Strategie per le aree interne e rurali, turismo delle radici, turismo religioso, attrattori costosi e a volte fallimentari. Azioni che appaiono, nel migliore dei casi, come un fronte di resistenza all’inesorabile spegnimento dei piccoli paesi. Nel peggiore dei casi si tratta di soldi, soldi in gran quantità “investiti” – si fa per dire- in una miriade di iniziative buone per tre giorni o una settimana, e ancora più buone per chi riceve quel denaro in cambio di qualche performance. Direzioni artistiche, anche improbabili, animatori, teatranti e musici, cucinieri e inventori di coriandoli. Il popolo “alternativo”, quello che non “soffre la fame” e vanta di possedere qualche centimetro di cultura superiore alla media, partecipa, balla, canta. E ascolta i sermoni pseudo-filosofici e poetici di taluni esperti di danza della pioggia. Poi tutti a casa. Il borgo torna alla sua solitudine e ai suoi problemi di sopravvivenza. A finanziare queste meteore annuali, la Regione, l’Apt, aziende e imprenditori privati, e anche i GAL. Soldi. Decine di milioni.
C’è un “accanimento terapeutico” sulla bellezza vera o presunta dei luoghi. Il che vuol dire puntare, con patetica insistenza, sul turismo, sulla dimensione ludica e sulle tavolate di prelibatezze tipiche del borgo. Qualcosa di comico avviene quando si scopre che il piatto tipico del paese pinco pallo è sostanzialmente uguale al piatto tipico del vicino paese Pallo pinco, magari cambia solo il nome. Eppure sembra che quella pietanza, quella montagna, quel paesaggio incantevole, quelle tradizioni “popolari” (una volta lo erano quando c’era il popolo) salveranno quei luoghi dalla definitiva dipartita. Intanto, tutto questo serve a distribuire soldi. E al momento, per alcuni, è l’unica cosa che conta, il resto si vedrà.
Secondo la logica dell’accanimento terapeutico sulla bellezza, si salveranno soltanto i paesi che, in base a banali criteri, sono affascinanti o lo diventeranno. Tutti gli altri, quelli “brutti”, avranno a che fare con un futuro che viaggia sul binario morto. Eppure, tutti hanno la stessa luna e lo stesso cielo. Tutti hanno lo stesso cibo, le stesse strade incerte e tortuose. Tutti hanno gli stessi problemi: l’assenza o la carenza di servizi per la vita; le distanze dal resto del mondo. E non sarà con la cultura “fritta e mangiata”, riservata ai “picnic” eruditi dei viaggiatori dell’estate e della domenica, che si salveranno.

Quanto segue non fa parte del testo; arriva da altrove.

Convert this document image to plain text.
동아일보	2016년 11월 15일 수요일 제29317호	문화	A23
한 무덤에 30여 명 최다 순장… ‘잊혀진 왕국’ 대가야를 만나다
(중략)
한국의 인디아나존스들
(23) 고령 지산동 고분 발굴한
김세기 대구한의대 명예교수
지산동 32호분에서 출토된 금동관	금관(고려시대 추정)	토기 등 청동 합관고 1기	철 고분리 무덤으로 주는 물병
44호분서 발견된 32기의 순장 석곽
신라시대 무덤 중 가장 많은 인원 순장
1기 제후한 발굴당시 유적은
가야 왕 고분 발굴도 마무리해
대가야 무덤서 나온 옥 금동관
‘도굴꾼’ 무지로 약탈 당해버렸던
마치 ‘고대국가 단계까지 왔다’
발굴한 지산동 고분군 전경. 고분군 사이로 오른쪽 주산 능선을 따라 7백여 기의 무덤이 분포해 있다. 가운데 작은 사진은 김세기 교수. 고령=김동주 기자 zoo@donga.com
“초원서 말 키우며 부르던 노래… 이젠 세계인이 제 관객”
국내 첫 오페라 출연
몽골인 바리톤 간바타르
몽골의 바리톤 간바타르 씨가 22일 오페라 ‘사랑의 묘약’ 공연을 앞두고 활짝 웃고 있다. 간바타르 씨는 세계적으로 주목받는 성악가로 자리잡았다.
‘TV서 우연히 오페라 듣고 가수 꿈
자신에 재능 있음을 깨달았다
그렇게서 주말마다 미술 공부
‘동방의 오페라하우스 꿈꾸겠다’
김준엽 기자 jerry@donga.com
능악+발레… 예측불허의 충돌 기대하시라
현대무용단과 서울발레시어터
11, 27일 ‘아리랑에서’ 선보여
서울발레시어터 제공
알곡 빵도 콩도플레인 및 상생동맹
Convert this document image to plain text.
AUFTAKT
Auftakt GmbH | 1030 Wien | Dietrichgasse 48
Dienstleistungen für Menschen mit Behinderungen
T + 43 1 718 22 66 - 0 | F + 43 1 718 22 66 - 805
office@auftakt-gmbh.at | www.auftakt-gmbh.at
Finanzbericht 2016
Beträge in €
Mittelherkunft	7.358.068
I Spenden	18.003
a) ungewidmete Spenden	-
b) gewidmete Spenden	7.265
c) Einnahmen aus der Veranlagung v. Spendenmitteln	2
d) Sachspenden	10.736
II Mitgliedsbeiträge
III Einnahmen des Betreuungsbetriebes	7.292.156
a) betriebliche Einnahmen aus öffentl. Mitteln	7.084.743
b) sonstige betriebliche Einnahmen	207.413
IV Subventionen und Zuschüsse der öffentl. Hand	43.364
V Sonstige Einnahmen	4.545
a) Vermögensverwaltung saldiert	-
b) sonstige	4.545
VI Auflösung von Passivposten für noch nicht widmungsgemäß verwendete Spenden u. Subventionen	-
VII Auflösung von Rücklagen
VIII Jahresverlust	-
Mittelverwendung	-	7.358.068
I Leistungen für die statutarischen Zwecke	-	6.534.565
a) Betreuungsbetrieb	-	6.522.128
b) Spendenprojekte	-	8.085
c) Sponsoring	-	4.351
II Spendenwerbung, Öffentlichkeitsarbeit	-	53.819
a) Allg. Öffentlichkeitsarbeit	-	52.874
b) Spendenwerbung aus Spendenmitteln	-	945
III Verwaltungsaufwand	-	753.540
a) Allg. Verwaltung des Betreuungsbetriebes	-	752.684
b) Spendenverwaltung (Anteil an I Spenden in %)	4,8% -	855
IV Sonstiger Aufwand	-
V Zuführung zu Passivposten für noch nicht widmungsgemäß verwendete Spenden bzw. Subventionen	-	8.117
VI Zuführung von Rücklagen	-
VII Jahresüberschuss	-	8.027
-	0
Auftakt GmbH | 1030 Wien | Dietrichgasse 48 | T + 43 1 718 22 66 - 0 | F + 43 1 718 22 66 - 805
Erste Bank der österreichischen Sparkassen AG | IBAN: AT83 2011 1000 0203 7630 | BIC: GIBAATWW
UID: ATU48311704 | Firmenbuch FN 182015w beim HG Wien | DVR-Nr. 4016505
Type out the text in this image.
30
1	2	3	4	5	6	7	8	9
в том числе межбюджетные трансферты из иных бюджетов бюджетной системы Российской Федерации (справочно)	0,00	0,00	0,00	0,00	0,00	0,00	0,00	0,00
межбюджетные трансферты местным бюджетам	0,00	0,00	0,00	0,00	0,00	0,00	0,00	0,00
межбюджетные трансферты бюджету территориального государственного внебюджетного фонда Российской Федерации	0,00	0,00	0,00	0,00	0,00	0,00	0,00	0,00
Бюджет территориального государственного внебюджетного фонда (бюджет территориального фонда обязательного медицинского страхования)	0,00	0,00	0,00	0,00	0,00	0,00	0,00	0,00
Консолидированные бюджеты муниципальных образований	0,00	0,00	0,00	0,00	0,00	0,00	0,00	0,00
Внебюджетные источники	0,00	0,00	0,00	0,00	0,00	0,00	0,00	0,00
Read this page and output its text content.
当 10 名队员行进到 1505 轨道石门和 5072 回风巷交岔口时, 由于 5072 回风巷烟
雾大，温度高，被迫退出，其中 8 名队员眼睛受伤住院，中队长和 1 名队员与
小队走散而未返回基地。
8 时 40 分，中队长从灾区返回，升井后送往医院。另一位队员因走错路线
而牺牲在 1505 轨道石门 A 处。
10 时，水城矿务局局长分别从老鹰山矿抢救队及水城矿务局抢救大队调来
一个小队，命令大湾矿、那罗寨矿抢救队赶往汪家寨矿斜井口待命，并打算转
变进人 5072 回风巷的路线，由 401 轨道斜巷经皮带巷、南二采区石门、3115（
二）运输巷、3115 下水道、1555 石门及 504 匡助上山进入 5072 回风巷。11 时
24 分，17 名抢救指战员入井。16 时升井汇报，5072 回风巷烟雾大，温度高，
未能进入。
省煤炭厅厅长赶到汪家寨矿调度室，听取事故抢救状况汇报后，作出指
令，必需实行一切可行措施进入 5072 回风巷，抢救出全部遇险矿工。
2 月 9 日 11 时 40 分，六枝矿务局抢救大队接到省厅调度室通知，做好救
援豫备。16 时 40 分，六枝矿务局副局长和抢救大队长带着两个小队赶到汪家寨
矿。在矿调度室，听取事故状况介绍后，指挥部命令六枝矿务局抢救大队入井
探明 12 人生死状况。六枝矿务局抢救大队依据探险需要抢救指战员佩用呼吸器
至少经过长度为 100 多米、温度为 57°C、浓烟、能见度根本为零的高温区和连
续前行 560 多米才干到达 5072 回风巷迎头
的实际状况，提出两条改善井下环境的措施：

Devo ripetermi. I piccoli paesi ridotti a luoghi di rappresentazione hanno invece bisogno di essere luoghi di creazione. E allora? Che i paesi siano luoghi di Arte e Cultura, anziché di poesie alla brace e di leggende in tempura. Siano soprattutto luoghi di creazione non di destinazione. Siano luoghi della realtà e non contenitori di simboli. Sembra una banalità, ma non lo è. Ancora una volta per capire la verità della fatica della gente che vive o sopravvive nei piccoli paesi è Vito Tetiche dobbiamo ascoltare: “Partire e restare sono i due poli della storia dell’umanità. Al diritto a migrare corrisponde il diritto a restare, edificando un altro senso dei luoghi e di se stessi. Restanza significa sentirsi ancorati e insieme spaesati in un luogo da proteggere e nel contempo da rigenerare radicalmente.” E questo non è possibile se i borghi continuano a trasformarsi in luoghi della consumazione di ciò che resta e dei soldi che girano.